No, this was a huge miscalculation and PR nightmare on the part of the Huffington Post — don’t they pride themselves in knowing what the ground-up internet is doing? Oh, I know. Let’s buy Boing Boing and fire Cory Doctorow! ¬†To me this shows a business owner who does not see the forest for the trees: she and her team forgot what made Cinematical the brand it became: the writers. ¬†I suppose they suspected that the writers would just sit down and shut up. I’m glad they didn’t. It is always better to make noise.

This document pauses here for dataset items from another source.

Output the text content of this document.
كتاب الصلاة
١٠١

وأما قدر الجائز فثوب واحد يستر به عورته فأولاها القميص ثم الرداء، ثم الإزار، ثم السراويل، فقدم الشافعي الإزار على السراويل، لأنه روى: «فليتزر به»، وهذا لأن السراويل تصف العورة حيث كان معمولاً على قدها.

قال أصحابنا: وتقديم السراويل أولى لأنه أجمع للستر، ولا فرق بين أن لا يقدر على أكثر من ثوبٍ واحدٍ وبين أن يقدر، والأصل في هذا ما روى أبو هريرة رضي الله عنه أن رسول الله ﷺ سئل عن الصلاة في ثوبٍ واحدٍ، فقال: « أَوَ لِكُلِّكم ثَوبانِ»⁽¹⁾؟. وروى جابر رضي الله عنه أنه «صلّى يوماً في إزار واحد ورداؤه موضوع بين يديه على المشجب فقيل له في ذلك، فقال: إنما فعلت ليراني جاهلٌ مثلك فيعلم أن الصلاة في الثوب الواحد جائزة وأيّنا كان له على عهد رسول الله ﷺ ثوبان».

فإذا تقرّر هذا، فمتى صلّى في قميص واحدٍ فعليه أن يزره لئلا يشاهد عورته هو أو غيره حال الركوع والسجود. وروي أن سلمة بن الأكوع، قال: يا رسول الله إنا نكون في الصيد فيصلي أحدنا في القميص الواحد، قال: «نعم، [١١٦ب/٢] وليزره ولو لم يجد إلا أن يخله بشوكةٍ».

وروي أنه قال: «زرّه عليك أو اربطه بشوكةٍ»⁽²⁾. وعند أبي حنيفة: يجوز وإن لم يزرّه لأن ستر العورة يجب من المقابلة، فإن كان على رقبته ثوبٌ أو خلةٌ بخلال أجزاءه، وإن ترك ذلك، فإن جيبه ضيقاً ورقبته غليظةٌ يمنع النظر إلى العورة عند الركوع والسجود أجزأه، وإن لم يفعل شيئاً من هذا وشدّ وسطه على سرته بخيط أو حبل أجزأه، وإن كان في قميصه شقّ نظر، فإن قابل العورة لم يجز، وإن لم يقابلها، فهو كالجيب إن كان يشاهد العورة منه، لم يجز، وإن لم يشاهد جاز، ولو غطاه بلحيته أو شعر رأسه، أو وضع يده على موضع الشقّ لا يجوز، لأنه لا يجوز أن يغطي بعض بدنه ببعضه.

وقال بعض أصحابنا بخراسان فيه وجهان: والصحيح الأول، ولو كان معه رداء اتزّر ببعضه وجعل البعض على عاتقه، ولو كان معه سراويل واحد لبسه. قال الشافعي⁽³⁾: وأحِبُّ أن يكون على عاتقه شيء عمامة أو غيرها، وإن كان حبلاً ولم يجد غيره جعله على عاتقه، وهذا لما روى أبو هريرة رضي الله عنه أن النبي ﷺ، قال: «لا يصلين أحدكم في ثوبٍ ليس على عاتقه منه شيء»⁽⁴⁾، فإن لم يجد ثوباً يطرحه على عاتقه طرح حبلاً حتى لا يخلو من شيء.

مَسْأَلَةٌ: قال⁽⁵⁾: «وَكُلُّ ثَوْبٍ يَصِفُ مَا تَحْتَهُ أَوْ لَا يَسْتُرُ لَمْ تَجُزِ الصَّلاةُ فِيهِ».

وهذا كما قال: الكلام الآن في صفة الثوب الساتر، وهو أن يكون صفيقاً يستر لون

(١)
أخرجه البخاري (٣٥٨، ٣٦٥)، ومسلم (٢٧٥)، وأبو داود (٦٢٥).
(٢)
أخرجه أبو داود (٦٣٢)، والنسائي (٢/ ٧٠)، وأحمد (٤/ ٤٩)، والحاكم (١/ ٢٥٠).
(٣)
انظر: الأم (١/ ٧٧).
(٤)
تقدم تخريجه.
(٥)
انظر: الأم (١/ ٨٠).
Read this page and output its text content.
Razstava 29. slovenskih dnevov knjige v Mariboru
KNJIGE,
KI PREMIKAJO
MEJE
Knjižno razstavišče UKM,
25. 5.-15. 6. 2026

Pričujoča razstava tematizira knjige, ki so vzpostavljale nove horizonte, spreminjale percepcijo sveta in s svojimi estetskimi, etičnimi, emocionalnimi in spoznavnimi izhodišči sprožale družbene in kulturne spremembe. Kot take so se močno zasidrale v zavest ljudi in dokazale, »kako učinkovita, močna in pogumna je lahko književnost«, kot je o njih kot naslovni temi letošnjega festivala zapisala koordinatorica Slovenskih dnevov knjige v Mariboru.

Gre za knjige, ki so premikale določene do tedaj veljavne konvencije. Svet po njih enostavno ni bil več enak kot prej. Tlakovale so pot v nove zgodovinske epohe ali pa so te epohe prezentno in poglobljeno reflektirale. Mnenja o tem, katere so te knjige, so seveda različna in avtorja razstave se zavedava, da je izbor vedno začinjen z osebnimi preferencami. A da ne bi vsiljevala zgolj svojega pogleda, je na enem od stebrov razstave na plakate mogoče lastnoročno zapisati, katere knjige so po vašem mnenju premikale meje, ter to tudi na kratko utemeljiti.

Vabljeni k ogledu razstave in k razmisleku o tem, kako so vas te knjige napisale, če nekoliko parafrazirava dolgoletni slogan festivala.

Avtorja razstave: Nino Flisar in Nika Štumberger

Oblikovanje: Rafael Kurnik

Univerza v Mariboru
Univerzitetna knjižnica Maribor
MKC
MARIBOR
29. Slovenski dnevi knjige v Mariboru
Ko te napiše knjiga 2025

Snider closes his piece this way:
Not that you were going to, but don’t worry about me. I have my eggs in a few other baskets, notably Film.com, whose basket is large and accommodating and not currently in danger of being restructured by Greek pirates. Financially speaking, the death of Cinematical won’t be a huge blow to me.
But it’s a big loss in other ways, for me and for the online film community. Cinematical was a quality site. They ran a wide variety of features covering every aspect of the movies, all produced by a couple dozen enthusiastic writers with distinct voices. Even if Huffington keeps it going with full-time staffers, it’s highly unlikely it’s going to have anything close to that level of passion and zeal. Part of what made the job rewarding is that it was more than just a job. It was something we genuinely enjoyed. We love writing about movies so much that if we didn’t have bills to pay, then yes: we’d do it for free.
And that love for the work, my friends, is what makes all the difference at a time when movie sites are a dime a dozen. Can the Huffington Post empire bring the lemmings and the eyeballs? Magic Eight Ball says, yes they can – they always do. But they will have lost something vital while doing so: the soul of the thing.
If they are happy with that, have at it.